In deze zaak heeft de Rechtbank Gelderland op 15 september 2016 uitspraak gedaan in een geschil tussen eiser en verweerder over de toekenning van een loopbaanpremie op basis van de Tijdelijke regeling overstap naar een niet substantieel bezwarende functie. Eiser, werkzaam als Bewaarder/Beveiligingsbeambte, had in 2015 een aanvraag ingediend voor een loopbaanpremie. Verweerder kende hem aanvankelijk een premie van 80% toe, maar na bezwaar werd dit verhoogd naar 130%. Eiser ging echter in beroep omdat hij meende recht te hebben op een premie van 150% vanwege zijn langdurige dienstverband in substantieel bezwarende functies.
De rechtbank heeft vastgesteld dat eiser vanaf 7 augustus 2000 tot 1 oktober 2015 feitelijk werkzaam is geweest in een SB-functie. De kern van het geschil was de interpretatie van het begrip 'indiensttreding' in de Tijdelijke regeling. Eiser stelde dat dit begrip verwijst naar de feitelijke situatie, terwijl verweerder dit opvatte als de formele aanstelling. De rechtbank oordeelde dat het begrip 'indiensttreding' inderdaad de feitelijke situatie omvat en dat eiser recht heeft op een loopbaanpremie van 150%, bestaande uit 100% plus een bonus van 50%.

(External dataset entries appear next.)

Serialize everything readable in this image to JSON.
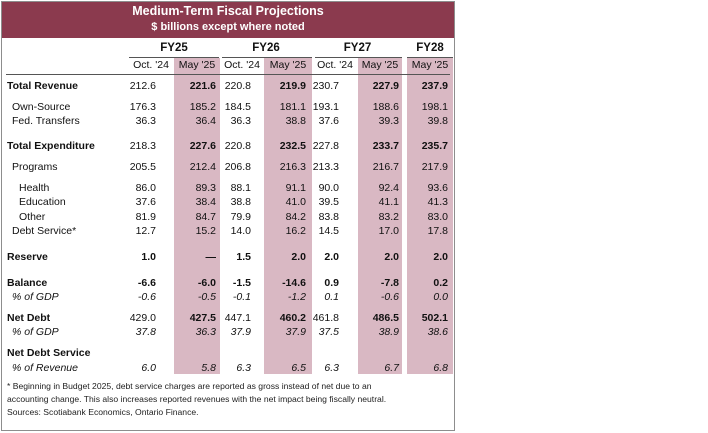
{
  "title": "Medium-Term Fiscal Projections",
  "subtitle": "$ billions except where noted",
  "fiscal_years": [
    "FY25",
    "FY26",
    "FY27",
    "FY28"
  ],
  "columns": [
    "Oct. '24",
    "May '25",
    "Oct. '24",
    "May '25",
    "Oct. '24",
    "May '25",
    "May '25"
  ],
  "rows": [
    {
      "label": "Total Revenue",
      "style": "bold",
      "indent": 0,
      "values": [
        "212.6",
        "221.6",
        "220.8",
        "219.9",
        "230.7",
        "227.9",
        "237.9"
      ]
    },
    {
      "label": "Own-Source",
      "style": "normal",
      "indent": 1,
      "values": [
        "176.3",
        "185.2",
        "184.5",
        "181.1",
        "193.1",
        "188.6",
        "198.1"
      ]
    },
    {
      "label": "Fed. Transfers",
      "style": "normal",
      "indent": 1,
      "values": [
        "36.3",
        "36.4",
        "36.3",
        "38.8",
        "37.6",
        "39.3",
        "39.8"
      ]
    },
    {
      "label": "Total Expenditure",
      "style": "bold",
      "indent": 0,
      "values": [
        "218.3",
        "227.6",
        "220.8",
        "232.5",
        "227.8",
        "233.7",
        "235.7"
      ]
    },
    {
      "label": "Programs",
      "style": "normal",
      "indent": 1,
      "values": [
        "205.5",
        "212.4",
        "206.8",
        "216.3",
        "213.3",
        "216.7",
        "217.9"
      ]
    },
    {
      "label": "Health",
      "style": "normal",
      "indent": 2,
      "values": [
        "86.0",
        "89.3",
        "88.1",
        "91.1",
        "90.0",
        "92.4",
        "93.6"
      ]
    },
    {
      "label": "Education",
      "style": "normal",
      "indent": 2,
      "values": [
        "37.6",
        "38.4",
        "38.8",
        "41.0",
        "39.5",
        "41.1",
        "41.3"
      ]
    },
    {
      "label": "Other",
      "style": "normal",
      "indent": 2,
      "values": [
        "81.9",
        "84.7",
        "79.9",
        "84.2",
        "83.8",
        "83.2",
        "83.0"
      ]
    },
    {
      "label": "Debt Service*",
      "style": "normal",
      "indent": 1,
      "values": [
        "12.7",
        "15.2",
        "14.0",
        "16.2",
        "14.5",
        "17.0",
        "17.8"
      ]
    },
    {
      "label": "Reserve",
      "style": "bold",
      "indent": 0,
      "values": [
        "1.0",
        "—",
        "1.5",
        "2.0",
        "2.0",
        "2.0",
        "2.0"
      ]
    },
    {
      "label": "Balance",
      "style": "bold",
      "indent": 0,
      "values": [
        "-6.6",
        "-6.0",
        "-1.5",
        "-14.6",
        "0.9",
        "-7.8",
        "0.2"
      ]
    },
    {
      "label": "% of GDP",
      "style": "italic",
      "indent": 1,
      "values": [
        "-0.6",
        "-0.5",
        "-0.1",
        "-1.2",
        "0.1",
        "-0.6",
        "0.0"
      ]
    },
    {
      "label": "Net Debt",
      "style": "bold",
      "indent": 0,
      "values": [
        "429.0",
        "427.5",
        "447.1",
        "460.2",
        "461.8",
        "486.5",
        "502.1"
      ]
    },
    {
      "label": "% of GDP",
      "style": "italic",
      "indent": 1,
      "values": [
        "37.8",
        "36.3",
        "37.9",
        "37.9",
        "37.5",
        "38.9",
        "38.6"
      ]
    },
    {
      "label": "Net Debt Service",
      "style": "bold",
      "indent": 0,
      "values": [
        "",
        "",
        "",
        "",
        "",
        "",
        ""
      ]
    },
    {
      "label": "% of Revenue",
      "style": "italic",
      "indent": 1,
      "values": [
        "6.0",
        "5.8",
        "6.3",
        "6.5",
        "6.3",
        "6.7",
        "6.8"
      ]
    }
  ],
  "footnote": [
    "* Beginning in Budget 2025, debt service charges are reported as gross instead of net due to an",
    "accounting change. This also increases reported revenues with the net impact being fiscally neutral.",
    "Sources: Scotiabank Economics, Ontario Finance."
  ],
  "colors": {
    "header": "#8b3a4e",
    "highlight": "#d9b8c3"
  }
}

De rechtbank heeft het bestreden besluit vernietigd, het eerdere besluit van verweerder herroepen en eiser de gevraagde loopbaanpremie toegekend. Tevens is verweerder veroordeeld tot vergoeding van de proceskosten en het griffierecht. Deze uitspraak benadrukt het belang van de feitelijke werkzaamheden van ambtenaren in het kader van de toekenning van loopbaanpremies.